How can you adjust your rose-tinted glasses?

Think about a situation in which you were at high risk to commit an assault or in which you had already committed a sexual assault. Then use the following outline to evaluate yourself:

Reveal the mental bias

  • What was going on in your mind?
  • What was your exact thought in the situation?
  • What did you tell yourself in the situation?

Questioning the mental bias

  • Was your thought logical?
  • Was your thought based on facts?
  • Was there any proof for the correctness of your thought?
  • Was the thought helpful?
  • What was the benefit of thinking in that way? What was the disadvantage?

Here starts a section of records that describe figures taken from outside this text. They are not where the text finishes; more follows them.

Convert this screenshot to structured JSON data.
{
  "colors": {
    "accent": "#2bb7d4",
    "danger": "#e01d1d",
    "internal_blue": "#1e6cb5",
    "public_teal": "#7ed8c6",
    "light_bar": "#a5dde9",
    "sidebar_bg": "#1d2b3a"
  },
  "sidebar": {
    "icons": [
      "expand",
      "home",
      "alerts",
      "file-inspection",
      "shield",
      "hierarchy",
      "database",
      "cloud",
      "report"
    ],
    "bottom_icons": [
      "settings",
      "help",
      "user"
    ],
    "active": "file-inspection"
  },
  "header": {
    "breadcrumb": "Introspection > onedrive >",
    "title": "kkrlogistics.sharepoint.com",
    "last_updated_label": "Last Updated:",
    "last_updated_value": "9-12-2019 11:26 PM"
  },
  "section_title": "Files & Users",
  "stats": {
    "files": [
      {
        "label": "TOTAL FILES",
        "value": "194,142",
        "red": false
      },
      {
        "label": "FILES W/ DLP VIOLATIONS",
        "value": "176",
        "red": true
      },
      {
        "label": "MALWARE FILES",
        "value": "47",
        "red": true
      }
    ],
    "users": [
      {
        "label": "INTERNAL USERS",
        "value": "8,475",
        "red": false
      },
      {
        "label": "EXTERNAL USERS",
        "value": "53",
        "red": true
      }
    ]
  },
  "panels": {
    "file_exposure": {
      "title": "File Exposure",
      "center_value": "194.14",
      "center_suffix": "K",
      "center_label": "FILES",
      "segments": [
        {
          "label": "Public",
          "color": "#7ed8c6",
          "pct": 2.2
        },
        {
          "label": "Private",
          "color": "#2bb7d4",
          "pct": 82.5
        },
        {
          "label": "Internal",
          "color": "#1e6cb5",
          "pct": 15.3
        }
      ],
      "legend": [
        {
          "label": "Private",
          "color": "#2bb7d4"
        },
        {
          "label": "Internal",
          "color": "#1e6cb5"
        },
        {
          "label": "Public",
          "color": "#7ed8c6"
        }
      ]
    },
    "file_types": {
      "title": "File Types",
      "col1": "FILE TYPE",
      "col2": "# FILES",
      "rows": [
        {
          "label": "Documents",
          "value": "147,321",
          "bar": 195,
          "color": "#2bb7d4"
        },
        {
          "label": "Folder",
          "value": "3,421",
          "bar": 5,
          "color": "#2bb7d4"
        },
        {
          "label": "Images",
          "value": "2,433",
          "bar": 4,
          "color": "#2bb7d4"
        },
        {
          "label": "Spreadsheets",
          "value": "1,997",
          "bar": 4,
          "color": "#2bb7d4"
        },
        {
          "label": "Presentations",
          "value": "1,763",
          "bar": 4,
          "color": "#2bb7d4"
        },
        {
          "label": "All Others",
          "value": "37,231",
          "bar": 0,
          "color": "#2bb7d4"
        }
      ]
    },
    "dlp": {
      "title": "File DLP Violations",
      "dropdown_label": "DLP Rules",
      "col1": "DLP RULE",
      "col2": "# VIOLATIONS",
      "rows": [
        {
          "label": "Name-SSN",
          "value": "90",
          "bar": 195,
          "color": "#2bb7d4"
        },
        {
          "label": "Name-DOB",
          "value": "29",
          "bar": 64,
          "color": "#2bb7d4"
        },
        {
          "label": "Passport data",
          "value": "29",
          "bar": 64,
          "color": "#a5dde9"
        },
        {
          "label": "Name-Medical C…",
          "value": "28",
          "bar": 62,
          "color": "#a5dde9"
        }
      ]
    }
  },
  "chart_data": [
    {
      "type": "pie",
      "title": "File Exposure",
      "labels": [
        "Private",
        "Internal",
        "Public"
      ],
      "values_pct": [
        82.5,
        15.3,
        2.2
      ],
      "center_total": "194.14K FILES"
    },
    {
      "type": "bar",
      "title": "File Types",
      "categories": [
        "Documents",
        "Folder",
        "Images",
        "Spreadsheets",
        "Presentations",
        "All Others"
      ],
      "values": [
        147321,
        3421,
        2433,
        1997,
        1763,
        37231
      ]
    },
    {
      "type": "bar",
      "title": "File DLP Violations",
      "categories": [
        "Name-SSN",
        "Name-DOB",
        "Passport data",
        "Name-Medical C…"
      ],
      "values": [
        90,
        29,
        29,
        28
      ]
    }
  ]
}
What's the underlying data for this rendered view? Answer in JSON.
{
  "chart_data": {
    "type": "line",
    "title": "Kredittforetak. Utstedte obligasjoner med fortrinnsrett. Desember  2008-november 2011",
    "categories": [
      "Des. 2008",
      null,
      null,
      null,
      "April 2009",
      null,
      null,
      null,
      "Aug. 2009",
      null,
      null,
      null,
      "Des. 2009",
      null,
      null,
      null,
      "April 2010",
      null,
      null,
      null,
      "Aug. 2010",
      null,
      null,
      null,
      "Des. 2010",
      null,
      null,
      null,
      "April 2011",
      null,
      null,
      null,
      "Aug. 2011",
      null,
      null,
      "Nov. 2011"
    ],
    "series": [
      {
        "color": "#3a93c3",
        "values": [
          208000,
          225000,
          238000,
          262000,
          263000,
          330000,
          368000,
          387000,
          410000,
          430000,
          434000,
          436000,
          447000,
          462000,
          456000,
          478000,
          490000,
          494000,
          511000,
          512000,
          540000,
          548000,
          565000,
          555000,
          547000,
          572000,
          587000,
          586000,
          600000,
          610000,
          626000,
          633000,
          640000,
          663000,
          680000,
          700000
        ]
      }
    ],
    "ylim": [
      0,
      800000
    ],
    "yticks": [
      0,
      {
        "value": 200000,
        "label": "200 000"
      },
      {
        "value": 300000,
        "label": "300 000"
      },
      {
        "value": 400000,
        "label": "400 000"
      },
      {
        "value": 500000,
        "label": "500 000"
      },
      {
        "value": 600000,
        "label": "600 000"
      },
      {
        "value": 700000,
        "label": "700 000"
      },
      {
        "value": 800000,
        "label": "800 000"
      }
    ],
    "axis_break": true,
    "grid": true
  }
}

Developing an appropriate functional thought

  • In retrospect, what do you think could have been another possible thought in the situation?
  • What do you think a friend would have been thinking in that situation?
  • Which interpretation of the situation seems more realistic?
  • What could you tell yourself instead if you get into the same situation again?

Training of functional thoughts

  • Make yourself aware of the benefits of this functional thought.
  • Write down your functional thought on an index card.
  • Repeat this functional thought to yourself over and over.